I don’t think that anyone is claiming an exact equivalence. I think that what people, including Glinner, are saying is that there are some cross overs and elements that bear some similarity in practical and ethical senses.

I'm not being facetious but one of the Unit 731 (widely acknowledged to be 'worse' than Mengele) experiment clusters was the amputation of healthy genitals and sewing them onto prisoners of the opposite sex.

https://en.wikipedia.org/wiki/Unit_731

VWdieselnightmare · 26/09/2023 15:15

Toseland · 26/09/2023 14:50

I've not read this full thread but Hadley was not bloody writing about this in 2018 - we were all here looking at the Guardian's reporting, I don't think anyone from the Guardian did until Suzanne Moore.
What a mean article she's written. The thing is Graham is right. He's been right since the start and if he seems passionate to the point of obsession it's because kids are being steralised and left with no sexual function.
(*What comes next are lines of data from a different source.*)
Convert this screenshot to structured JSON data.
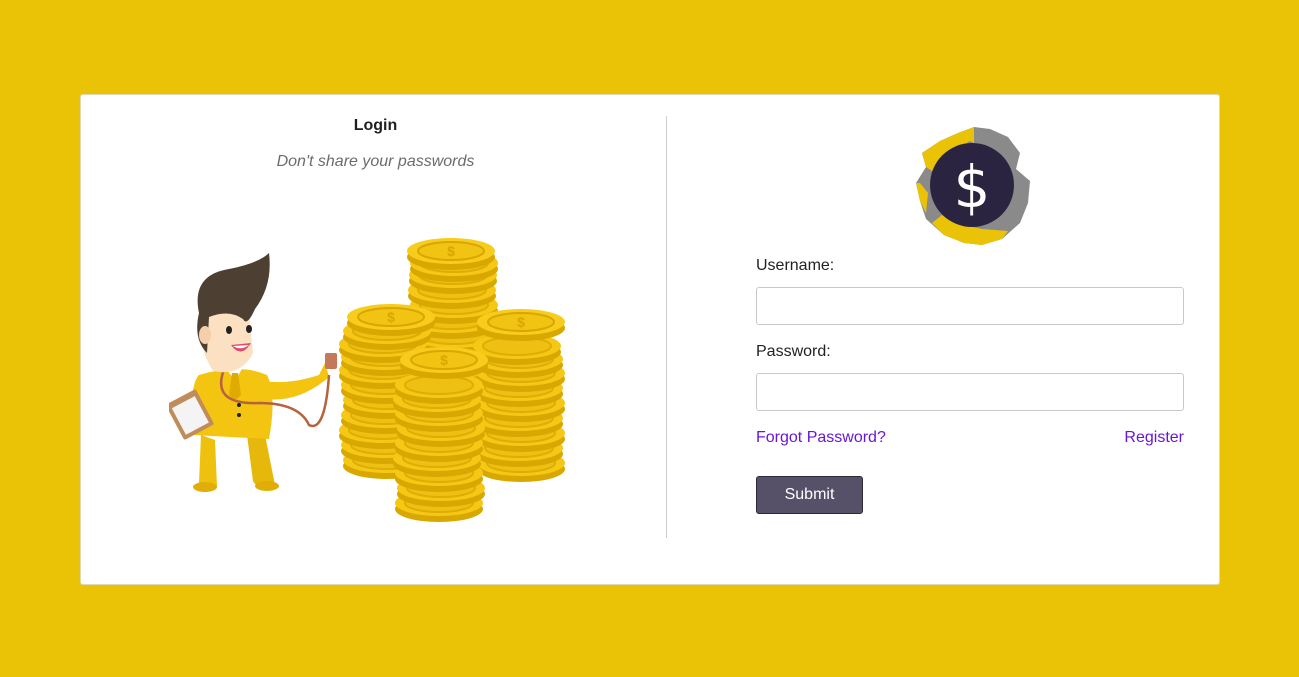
{
  "left": {
    "title": "Login",
    "subtitle": "Don't share your passwords"
  },
  "form": {
    "username_label": "Username:",
    "username_value": "",
    "password_label": "Password:",
    "password_value": "",
    "forgot_password": "Forgot Password?",
    "register": "Register",
    "submit": "Submit"
  },
  "logo": {
    "symbol": "$"
  },
  "colors": {
    "background": "#ebc306",
    "card": "#ffffff",
    "link": "#6a16d6",
    "button": "#565168",
    "coin": "#f2c40d"
  },
  "icons": {
    "logo": "dollar-coin-logo",
    "illustration": "businessman-with-coins"
  }
}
Yes, this has been on my mind too. I was on Mumsnet feminist threads from around 2016-7 (various different names, banned at least once) and it seemed to me Hadley Freeman was, for a lot of the time after that, fence-sitting — occasionally publishing articles that might be seen as GC but could always be defended. I was never on Twitter so perhaps she was saying more on there, but for years we lived in hope of her coming out fully and it wasn't for a long time that she could have been definitely said to be GC. So here she is, a woman who chose to prioritise staying where she was and paying the mortgage — which is fine. But to then be all pitying and blamey towards Graham, who spoke out loudly and clearly when she didn't, and to implyn she was somehow on a par with him in alerting people to the danger... Give me Suzanne Moore any day.